When I arrived in 1968, fresh from yeshivah, David, who at that stage was the vice president, took me in hand and became my mentor. Giffnock was then the center of Jewish life in Glasgow. It had over 1,000 members and was in the throes of moving from cramped premises in May Terrace to a huge, spanking modern complex at The Glen. But the community was saddled with debts and it was David who stepped up to deal with the restructuring and reorganizing.
The community was divided, as is usually the case. There was a small hard core of very Orthodox Jews led by the larger-than-life, lovable President Baruch Mendelson and his irascible, aggressive brother-in-law Phil Glickman. The Jesner family, four brothers, was the powerhouse of the religious community. A handful of other Orthodox families and professionals ensured that the synagogue had a fully Orthodox character and provided all the necessary services. Being the largest Jewish community nearest to Gateshead, Glasgow was constantly receiving rabbinic emissaries, and it supported yeshivahs and institutions regardless of whether their ideals or versions of Judaism matched.
The vast majority of the community was not Orthodox. They contributed to charities, turned up for weddings and bar mitzvahs, as well as the High Holy Days. But otherwise they worshipped at the Jewish Golf Club, Bonnyton, every Saturday, rather than in the synagogue.
It was my job as a young rabbi to meet the needs of both sides of the community, though I did believe that the less religious needed me far more than the pious ones. So I got a lot of flak for being too modern for the God Squad and too Orthodox for the rest. It was David who mediated, smoothed the way, and covered my back all the time. He encouraged me to go to places that other rabbis shied away from. He warned me against getting involved in communal or rabbinical politics and rivalries. At the same time, he supported my bringing Lubavitch to Glasgow to temper the Lithuanian coolness with some Chasidic warmth, and my recruiting other talented young professionals to bolster the educational institutions.
I admired his suave, gentle, elegant manner, as well as his strength and his wisdom.

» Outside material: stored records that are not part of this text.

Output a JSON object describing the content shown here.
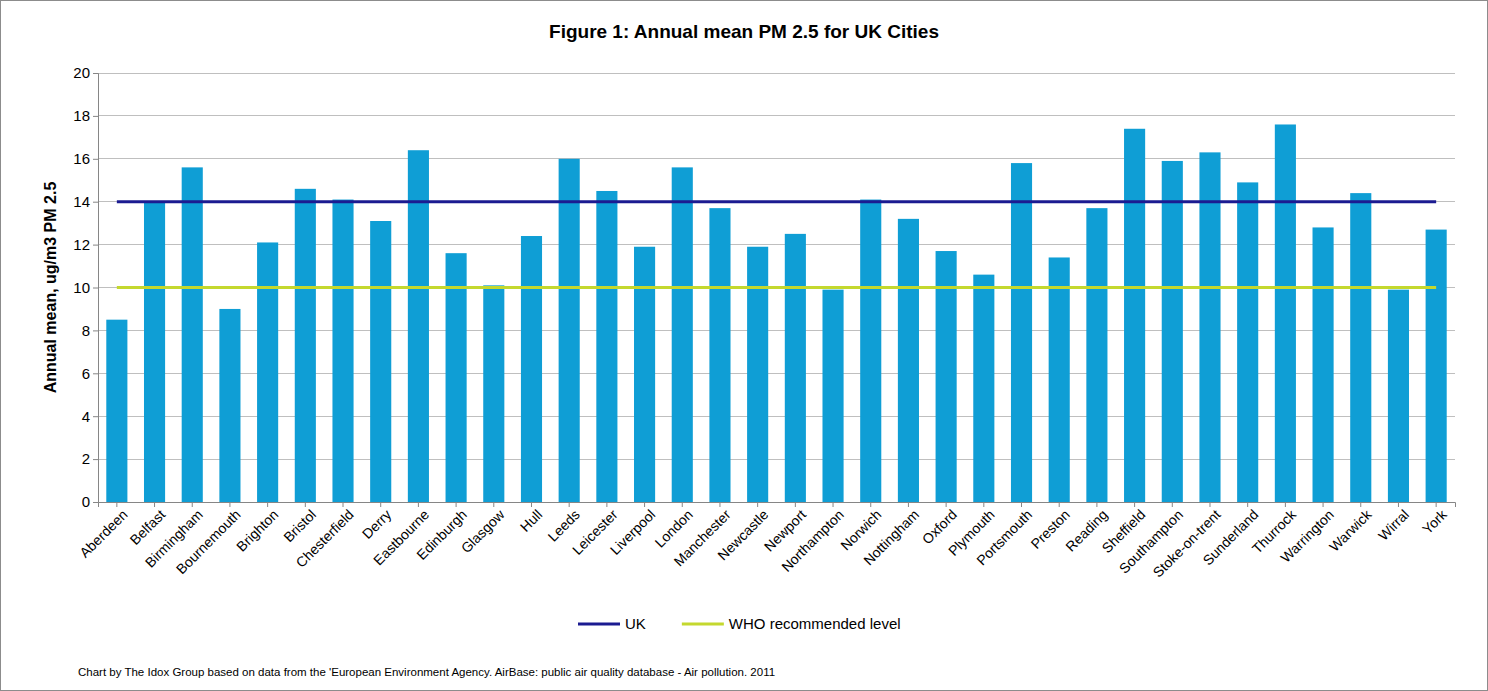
{
  "chart_data": {
    "type": "bar",
    "title": "Figure 1: Annual mean PM 2.5 for UK Cities",
    "y_label": "Annual mean, ug/m3 PM 2.5",
    "source": "Chart by The Idox Group based on data from the 'European Environment Agency. AirBase: public air quality database - Air pollution. 2011",
    "categories": [
      "Aberdeen",
      "Belfast",
      "Birmingham",
      "Bournemouth",
      "Brighton",
      "Bristol",
      "Chesterfield",
      "Derry",
      "Eastbourne",
      "Edinburgh",
      "Glasgow",
      "Hull",
      "Leeds",
      "Leicester",
      "Liverpool",
      "London",
      "Manchester",
      "Newcastle",
      "Newport",
      "Northampton",
      "Norwich",
      "Nottingham",
      "Oxford",
      "Plymouth",
      "Portsmouth",
      "Preston",
      "Reading",
      "Sheffield",
      "Southampton",
      "Stoke-on-trent",
      "Sunderland",
      "Thurrock",
      "Warrington",
      "Warwick",
      "Wirral",
      "York"
    ],
    "values": [
      8.5,
      14.0,
      15.6,
      9.0,
      12.1,
      14.6,
      14.1,
      13.1,
      16.4,
      11.6,
      10.1,
      12.4,
      16.0,
      14.5,
      11.9,
      15.6,
      13.7,
      11.9,
      12.5,
      9.9,
      14.1,
      13.2,
      11.7,
      10.6,
      15.8,
      11.4,
      13.7,
      17.4,
      15.9,
      16.3,
      14.9,
      17.6,
      12.8,
      14.4,
      9.9,
      12.7
    ],
    "color": "#0f9ed5",
    "series": [
      {
        "name": "UK",
        "type": "line",
        "color": "#1b1b91",
        "values": [
          14,
          14,
          14,
          14,
          14,
          14,
          14,
          14,
          14,
          14,
          14,
          14,
          14,
          14,
          14,
          14,
          14,
          14,
          14,
          14,
          14,
          14,
          14,
          14,
          14,
          14,
          14,
          14,
          14,
          14,
          14,
          14,
          14,
          14,
          14,
          14
        ]
      },
      {
        "name": "WHO recommended level",
        "type": "line",
        "color": "#c4d82e",
        "values": [
          10,
          10,
          10,
          10,
          10,
          10,
          10,
          10,
          10,
          10,
          10,
          10,
          10,
          10,
          10,
          10,
          10,
          10,
          10,
          10,
          10,
          10,
          10,
          10,
          10,
          10,
          10,
          10,
          10,
          10,
          10,
          10,
          10,
          10,
          10,
          10
        ]
      }
    ],
    "ylim": [
      0,
      20
    ],
    "yticks": [
      0,
      2,
      4,
      6,
      8,
      10,
      12,
      14,
      16,
      18,
      20
    ],
    "grid": true,
    "legend": "bottom"
  }
}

I fell in love with his family. He was the sort of Jew that is fast disappearing. He would turn up religiously at the synagogue on Saturday mornings but then go off to Murrayfield to watch his beloved rugby. He was a committed Jew who devoted himself to seeing that Jewish Glasgow thrived. He was a proud Scotsman who loved the distinctive culture that differentiated Scotland from England. He was a man who enjoyed life, who respected tradition, and above all was a good, caring human being. So what if there inconsistencies? We are all inconsistent in our different ways.
There were other warm, hospitable, and good people like him in Glasgow. That’s why I loved the community and spent some of the most rewarding and enjoyable years of my life there. Its Jewish population has shrunk over the years from 15,000 in my day to some 4,000 today, mainly through emigration. Its decline and the changing face of Jewry in general have made the Glasgow Jewry that I recall a mythical Shangri-La that looks like passing into oblivion, together with the giants that I recall with love and gratitude–mythical heroes of a prehistoric age. It was men like David Granet who kept Judaism alive, far more than many transient rabbis I have known. May his memory be a blessing.